One of my partners bought "Kieffer" pears years ago. I don't think they are actually kieffer based on the pear shape. At least they don't match some of the pics I've seen. They are quite prolific and produce pears every year for us. Unfortunately, they do nothing for attraction. They are all on the ground and eaten before our archery season comes in. They do provide deer food. I think many folks use the word "Kieffer" pear to mean a generic pear. Of course, it is possible that ours were mislabeled, but I doubt it. He bought two batches a year apart and they are all the same.

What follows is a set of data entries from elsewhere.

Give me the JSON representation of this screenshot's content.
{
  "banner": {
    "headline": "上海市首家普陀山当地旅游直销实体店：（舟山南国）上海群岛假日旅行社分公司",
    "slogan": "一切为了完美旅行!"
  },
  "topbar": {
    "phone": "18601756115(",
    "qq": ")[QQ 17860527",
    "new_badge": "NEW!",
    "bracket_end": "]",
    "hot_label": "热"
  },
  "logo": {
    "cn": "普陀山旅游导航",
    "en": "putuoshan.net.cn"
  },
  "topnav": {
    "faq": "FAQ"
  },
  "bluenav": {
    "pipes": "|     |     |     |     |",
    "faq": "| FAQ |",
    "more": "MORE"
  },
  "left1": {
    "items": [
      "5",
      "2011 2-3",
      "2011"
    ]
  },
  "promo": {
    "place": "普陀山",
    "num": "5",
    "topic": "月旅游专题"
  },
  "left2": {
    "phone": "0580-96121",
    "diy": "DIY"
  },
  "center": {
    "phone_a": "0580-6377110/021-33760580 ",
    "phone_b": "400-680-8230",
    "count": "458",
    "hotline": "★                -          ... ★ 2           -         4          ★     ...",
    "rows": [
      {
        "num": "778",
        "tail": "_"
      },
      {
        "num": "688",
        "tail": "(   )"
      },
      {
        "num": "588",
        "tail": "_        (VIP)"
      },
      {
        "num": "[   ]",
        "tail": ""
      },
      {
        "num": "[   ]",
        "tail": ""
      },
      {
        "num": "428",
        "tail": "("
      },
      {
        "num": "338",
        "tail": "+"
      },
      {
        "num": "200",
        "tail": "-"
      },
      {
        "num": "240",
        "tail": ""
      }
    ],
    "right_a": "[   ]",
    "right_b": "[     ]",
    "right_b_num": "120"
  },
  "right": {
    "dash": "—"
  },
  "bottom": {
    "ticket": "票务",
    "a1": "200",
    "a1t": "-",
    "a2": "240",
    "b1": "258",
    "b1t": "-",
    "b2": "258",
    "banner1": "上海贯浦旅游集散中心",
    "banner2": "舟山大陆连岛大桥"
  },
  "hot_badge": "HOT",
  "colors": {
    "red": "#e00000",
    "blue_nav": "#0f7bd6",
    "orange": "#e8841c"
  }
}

My Kieffers are fire blight magnets....... Including those from the wildlife group

bill
 
I have one correction to make on this thread. Back in Post #45 I said that the pears in the frost pocket had frozen out again this spring. However, I later noticed that this was not completely true. Some of the pear trees had maybe 20% production, and one tree (a Senator Clark) had an incredible crop. Two crabapples in the low spot also had extremely nice crops (Dolgo and Eliza's Choice). One thing I noticed about both the apples and pears in the frost pocket - they matured later than the same varieties on the high ground. My drop times were much later on the low ground trees. Some of the Senator Clarks were still dropping into early November. Best wishes.
 
I have one correction to make on this thread. Back in Post #45 I said that the pears in the frost pocket had frozen out again this spring. However, I later noticed that this was not completely true. Some of the pear trees had maybe 20% production, and one tree (a Senator Clark) had an incredible crop. Two crabapples in the low spot also had extremely nice crops (Dolgo and Eliza's Choice). One thing I noticed about both the apples and pears in the frost pocket - they matured later than the same varieties on the high ground. My drop times were much later on the low ground trees. Some of the Senator Clarks were still dropping into early November. Best wishes.
Good info on the high vs. low ground trees.